Es sollte eines der kleinen schwarzen Kästchen in der Nähe der Mitte sein, bei dem Kleberfleck. Auf dem Bauteil befindet sich mit großer Sicherheit der Buchstabe R und 2 oder 3 Ziffern. Wenn es erkennbar ist: von einer Seite des Widerstandes geht eine Leiterbahn zur LED, meist zum Minus-Anschluss.
Auf der Platine gekennzeichnet mit R und einer Zahl (Das hat nichts mit der Größe des Widerstandes zu tun. Damit kann man ein Bauteil auf Schaltplan und Platine finden.) Edit: Um es zu verdeutlichen: Der Widerstand R4 links oben hat die Aufschrift 47R0, das sind 47 Ohm.
Ok, danke für die Verdeutlichung. Wie gesagt, da muß ich morgen mit der Lupe ran. Da ist selbst mit viel gutem Willen aufgrund der Größe nichts zu machen. Die Leiterbahnen lassen sich ohne weiteres leider auch ncht verfolgen, da es sich um eine mehrlagige Platine handelt.
Ich hoffe das bringt morgen vergrößert brauchbare Aufschlüsse. Wäre ja schon schön, das Ding auf 500mA bringen zu können.
Ich habe gerade noch meinen alten Fadenzähler aus der Schublade gekramt. Folgende Aufdrucke konnte ich identifizieren:
- 622 - R500 - 0K (oder 01<, ist schlecht aufgedruckt) - 01B - 913 - 620 - 474 Das waren die kleinen, 2poligen. Die größeren Schwarzen haben allesamt keinen Aufdruck.
Der mit dem Aufdruck R500 (0,5 Ohm, 1%) müsste es sein. Wo liegt der?
Ja, das ist er.

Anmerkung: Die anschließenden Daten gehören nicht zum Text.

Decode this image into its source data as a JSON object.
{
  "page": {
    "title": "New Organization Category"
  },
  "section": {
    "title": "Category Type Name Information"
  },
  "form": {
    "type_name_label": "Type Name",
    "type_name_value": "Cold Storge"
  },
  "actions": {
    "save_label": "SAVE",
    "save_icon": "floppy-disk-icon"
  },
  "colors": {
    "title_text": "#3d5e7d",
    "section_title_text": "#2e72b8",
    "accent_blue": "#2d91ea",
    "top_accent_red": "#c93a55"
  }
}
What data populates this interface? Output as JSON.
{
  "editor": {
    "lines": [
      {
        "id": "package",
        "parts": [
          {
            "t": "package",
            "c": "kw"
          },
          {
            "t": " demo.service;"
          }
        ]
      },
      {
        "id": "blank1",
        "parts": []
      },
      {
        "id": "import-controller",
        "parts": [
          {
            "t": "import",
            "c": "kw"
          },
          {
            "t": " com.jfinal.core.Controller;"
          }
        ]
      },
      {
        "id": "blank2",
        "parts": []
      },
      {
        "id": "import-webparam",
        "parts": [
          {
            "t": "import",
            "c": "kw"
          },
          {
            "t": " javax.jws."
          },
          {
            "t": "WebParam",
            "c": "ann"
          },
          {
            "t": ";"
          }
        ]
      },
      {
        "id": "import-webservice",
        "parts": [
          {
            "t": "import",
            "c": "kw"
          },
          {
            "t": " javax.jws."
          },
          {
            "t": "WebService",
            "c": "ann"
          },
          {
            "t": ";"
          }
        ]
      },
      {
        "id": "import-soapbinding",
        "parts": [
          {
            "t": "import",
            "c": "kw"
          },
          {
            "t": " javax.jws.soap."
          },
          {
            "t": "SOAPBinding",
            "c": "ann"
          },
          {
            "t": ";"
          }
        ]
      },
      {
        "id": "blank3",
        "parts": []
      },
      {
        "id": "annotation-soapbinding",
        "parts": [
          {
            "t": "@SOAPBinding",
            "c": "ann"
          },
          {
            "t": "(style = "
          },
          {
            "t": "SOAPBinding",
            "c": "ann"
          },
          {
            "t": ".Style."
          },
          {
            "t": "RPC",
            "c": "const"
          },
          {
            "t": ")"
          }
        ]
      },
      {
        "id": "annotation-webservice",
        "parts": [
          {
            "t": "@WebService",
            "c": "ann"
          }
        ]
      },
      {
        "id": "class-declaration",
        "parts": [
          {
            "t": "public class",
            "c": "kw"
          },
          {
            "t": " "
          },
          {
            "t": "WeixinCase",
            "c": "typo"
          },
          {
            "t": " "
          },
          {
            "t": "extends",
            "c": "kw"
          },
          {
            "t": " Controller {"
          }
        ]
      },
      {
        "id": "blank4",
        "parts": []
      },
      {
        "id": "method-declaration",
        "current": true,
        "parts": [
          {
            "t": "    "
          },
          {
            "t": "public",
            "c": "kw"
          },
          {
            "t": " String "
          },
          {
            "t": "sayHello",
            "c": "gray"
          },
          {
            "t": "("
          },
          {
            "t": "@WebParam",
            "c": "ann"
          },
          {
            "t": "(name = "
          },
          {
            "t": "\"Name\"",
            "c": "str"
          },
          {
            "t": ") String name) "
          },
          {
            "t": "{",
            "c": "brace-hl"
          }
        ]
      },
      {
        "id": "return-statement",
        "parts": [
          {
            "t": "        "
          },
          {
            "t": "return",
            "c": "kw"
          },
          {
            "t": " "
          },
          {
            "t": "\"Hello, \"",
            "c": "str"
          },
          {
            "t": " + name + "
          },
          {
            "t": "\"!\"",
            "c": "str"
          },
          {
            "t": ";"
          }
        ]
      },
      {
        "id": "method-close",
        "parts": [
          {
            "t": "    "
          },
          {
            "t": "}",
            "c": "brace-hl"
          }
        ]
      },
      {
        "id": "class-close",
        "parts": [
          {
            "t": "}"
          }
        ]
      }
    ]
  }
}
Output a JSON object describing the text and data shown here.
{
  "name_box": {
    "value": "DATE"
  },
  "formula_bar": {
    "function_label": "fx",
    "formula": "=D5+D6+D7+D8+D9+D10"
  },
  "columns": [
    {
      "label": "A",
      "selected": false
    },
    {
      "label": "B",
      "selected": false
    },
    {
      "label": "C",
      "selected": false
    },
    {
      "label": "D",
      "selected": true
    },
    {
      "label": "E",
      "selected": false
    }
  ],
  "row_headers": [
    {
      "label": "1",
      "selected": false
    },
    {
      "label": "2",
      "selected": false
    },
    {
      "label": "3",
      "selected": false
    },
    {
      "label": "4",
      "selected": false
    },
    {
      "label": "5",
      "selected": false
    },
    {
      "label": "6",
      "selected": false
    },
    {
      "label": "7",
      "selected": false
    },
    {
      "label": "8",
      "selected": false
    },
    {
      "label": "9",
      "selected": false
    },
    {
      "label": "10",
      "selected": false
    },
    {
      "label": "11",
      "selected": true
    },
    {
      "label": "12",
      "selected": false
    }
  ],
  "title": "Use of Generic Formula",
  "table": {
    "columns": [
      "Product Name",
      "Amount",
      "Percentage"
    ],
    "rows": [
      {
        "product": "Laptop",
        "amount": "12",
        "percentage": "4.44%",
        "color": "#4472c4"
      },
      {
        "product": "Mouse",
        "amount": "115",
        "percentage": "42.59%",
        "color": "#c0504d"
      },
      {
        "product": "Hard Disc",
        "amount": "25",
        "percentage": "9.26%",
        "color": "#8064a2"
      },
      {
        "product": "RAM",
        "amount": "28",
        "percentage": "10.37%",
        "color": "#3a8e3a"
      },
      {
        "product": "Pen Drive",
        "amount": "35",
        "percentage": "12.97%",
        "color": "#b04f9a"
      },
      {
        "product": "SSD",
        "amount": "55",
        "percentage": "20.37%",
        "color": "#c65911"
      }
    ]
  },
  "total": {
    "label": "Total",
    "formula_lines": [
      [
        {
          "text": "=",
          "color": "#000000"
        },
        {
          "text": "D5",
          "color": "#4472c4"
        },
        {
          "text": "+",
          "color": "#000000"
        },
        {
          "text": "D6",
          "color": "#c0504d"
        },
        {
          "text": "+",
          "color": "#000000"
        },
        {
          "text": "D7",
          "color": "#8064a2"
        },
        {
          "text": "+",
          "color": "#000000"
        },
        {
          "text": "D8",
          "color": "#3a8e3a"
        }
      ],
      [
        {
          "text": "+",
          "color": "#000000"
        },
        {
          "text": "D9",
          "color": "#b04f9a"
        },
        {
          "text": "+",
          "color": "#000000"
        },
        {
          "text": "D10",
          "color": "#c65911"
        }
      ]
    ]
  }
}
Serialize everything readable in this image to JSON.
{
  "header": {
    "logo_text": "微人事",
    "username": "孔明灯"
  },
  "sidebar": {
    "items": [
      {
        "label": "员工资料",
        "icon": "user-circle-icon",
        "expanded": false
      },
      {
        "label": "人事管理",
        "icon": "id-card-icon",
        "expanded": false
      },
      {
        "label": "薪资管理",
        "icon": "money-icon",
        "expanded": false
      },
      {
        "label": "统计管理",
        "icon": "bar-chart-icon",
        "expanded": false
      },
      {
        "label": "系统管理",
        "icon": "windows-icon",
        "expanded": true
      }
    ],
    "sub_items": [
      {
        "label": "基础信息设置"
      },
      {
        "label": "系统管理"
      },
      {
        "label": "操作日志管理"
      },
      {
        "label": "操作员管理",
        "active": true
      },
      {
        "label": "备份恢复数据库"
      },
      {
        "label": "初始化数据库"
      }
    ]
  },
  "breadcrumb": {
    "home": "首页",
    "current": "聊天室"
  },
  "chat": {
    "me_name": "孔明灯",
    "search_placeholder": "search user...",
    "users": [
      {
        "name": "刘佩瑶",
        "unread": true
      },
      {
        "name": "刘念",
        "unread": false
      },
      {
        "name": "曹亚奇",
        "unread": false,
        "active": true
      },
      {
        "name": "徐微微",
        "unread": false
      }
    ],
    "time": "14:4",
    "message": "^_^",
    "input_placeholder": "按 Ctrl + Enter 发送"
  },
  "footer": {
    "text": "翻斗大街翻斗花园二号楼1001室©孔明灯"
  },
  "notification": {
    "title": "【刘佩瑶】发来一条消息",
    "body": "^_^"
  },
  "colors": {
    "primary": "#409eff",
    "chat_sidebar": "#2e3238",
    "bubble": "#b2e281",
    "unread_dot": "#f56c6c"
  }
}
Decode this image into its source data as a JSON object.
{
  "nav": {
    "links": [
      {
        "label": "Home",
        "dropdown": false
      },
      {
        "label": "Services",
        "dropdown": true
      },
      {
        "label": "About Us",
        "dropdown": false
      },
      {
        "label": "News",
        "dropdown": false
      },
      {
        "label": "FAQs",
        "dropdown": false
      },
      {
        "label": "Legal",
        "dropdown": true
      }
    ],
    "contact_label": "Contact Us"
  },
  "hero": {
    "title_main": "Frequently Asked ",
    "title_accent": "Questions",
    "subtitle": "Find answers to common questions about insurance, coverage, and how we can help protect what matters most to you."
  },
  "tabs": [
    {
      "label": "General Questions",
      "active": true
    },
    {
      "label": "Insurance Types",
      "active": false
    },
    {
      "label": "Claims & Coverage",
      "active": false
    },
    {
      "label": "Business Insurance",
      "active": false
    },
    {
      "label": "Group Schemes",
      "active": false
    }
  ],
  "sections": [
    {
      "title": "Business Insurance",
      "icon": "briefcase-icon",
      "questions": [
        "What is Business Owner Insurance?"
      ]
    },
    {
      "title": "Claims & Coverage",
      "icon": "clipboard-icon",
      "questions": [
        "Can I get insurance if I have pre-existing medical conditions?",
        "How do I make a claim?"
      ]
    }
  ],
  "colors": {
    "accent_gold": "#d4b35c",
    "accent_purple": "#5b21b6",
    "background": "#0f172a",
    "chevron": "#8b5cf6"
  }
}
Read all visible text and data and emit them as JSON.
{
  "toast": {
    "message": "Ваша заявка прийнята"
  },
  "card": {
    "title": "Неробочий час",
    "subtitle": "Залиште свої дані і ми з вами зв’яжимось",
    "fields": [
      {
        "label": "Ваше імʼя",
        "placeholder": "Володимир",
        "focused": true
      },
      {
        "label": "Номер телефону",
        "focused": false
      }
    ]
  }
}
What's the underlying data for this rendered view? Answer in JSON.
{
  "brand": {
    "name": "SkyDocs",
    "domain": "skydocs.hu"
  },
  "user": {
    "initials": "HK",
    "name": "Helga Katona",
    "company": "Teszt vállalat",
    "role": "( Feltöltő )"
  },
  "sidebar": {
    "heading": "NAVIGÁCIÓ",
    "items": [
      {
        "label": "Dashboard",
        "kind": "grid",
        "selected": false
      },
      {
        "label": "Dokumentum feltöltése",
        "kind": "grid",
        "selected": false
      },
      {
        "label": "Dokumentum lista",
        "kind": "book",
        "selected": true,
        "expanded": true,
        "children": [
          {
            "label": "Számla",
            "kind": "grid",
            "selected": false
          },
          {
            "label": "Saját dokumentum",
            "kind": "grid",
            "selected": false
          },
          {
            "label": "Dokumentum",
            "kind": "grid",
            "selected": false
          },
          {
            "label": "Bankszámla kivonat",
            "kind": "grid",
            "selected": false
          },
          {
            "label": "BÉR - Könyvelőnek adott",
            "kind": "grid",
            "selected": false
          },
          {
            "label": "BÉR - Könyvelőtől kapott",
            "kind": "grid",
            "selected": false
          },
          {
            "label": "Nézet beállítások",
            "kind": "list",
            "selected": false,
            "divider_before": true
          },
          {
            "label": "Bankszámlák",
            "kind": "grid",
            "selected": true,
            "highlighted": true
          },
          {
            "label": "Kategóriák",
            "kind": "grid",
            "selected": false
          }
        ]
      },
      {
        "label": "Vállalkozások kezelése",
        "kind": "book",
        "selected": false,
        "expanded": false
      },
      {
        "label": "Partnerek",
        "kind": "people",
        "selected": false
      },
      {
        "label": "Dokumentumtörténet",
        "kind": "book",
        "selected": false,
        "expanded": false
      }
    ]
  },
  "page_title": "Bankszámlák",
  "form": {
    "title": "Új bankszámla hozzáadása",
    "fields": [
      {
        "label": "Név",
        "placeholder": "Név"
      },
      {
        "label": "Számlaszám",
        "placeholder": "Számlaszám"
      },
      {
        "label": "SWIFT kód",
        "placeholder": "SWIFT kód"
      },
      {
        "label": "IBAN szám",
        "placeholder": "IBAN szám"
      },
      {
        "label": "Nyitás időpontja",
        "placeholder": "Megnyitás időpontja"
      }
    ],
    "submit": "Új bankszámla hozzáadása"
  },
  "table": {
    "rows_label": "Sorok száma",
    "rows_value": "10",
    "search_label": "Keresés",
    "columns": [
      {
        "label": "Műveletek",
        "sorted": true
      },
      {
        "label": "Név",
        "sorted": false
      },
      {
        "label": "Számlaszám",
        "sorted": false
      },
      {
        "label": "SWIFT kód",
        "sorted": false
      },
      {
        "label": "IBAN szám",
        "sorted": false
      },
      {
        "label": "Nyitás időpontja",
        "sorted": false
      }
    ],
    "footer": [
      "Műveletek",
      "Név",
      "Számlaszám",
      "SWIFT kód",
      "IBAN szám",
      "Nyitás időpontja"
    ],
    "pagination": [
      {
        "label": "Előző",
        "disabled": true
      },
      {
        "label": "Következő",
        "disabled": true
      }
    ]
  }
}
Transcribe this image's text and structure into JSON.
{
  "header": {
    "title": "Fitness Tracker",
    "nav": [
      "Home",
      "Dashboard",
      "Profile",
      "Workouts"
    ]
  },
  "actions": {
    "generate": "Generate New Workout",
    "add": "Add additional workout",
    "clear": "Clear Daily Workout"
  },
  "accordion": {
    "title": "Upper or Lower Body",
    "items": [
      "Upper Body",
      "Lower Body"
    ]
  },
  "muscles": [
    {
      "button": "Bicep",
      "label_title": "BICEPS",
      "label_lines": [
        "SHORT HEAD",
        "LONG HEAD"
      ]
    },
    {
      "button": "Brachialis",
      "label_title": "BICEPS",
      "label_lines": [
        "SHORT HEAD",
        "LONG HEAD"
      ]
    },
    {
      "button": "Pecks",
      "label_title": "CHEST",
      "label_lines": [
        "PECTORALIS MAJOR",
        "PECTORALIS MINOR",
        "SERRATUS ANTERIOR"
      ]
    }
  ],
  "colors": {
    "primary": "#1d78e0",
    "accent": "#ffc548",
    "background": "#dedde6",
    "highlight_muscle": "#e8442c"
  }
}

Kommst Du mit einem Lötkolben an beide Anschlüsse?
Den Kleberklotz kannst Du in diesem Bereich wegschneiden bzw. -schmelzen.Versau Dir aber die Lötkolbenspitze nicht damit. Ich mache es (nicht immer Besorg Dir mal 2 Widerstände, 1 Ohm Metallschicht, sie müssen nicht SMD sein. Dann testen wir den fließenden Strom und die zusätzliche Erwärmung der Konstantstromquelle. So können wir die Dauerbelastung feststellen.
Kann ich den verbauten SMD kurzfristig mit dranhalten überbrücken? Nur für den Kurztest? Welche Werte müssen die beiden Widerstände haben, die ich mir dann kaufe?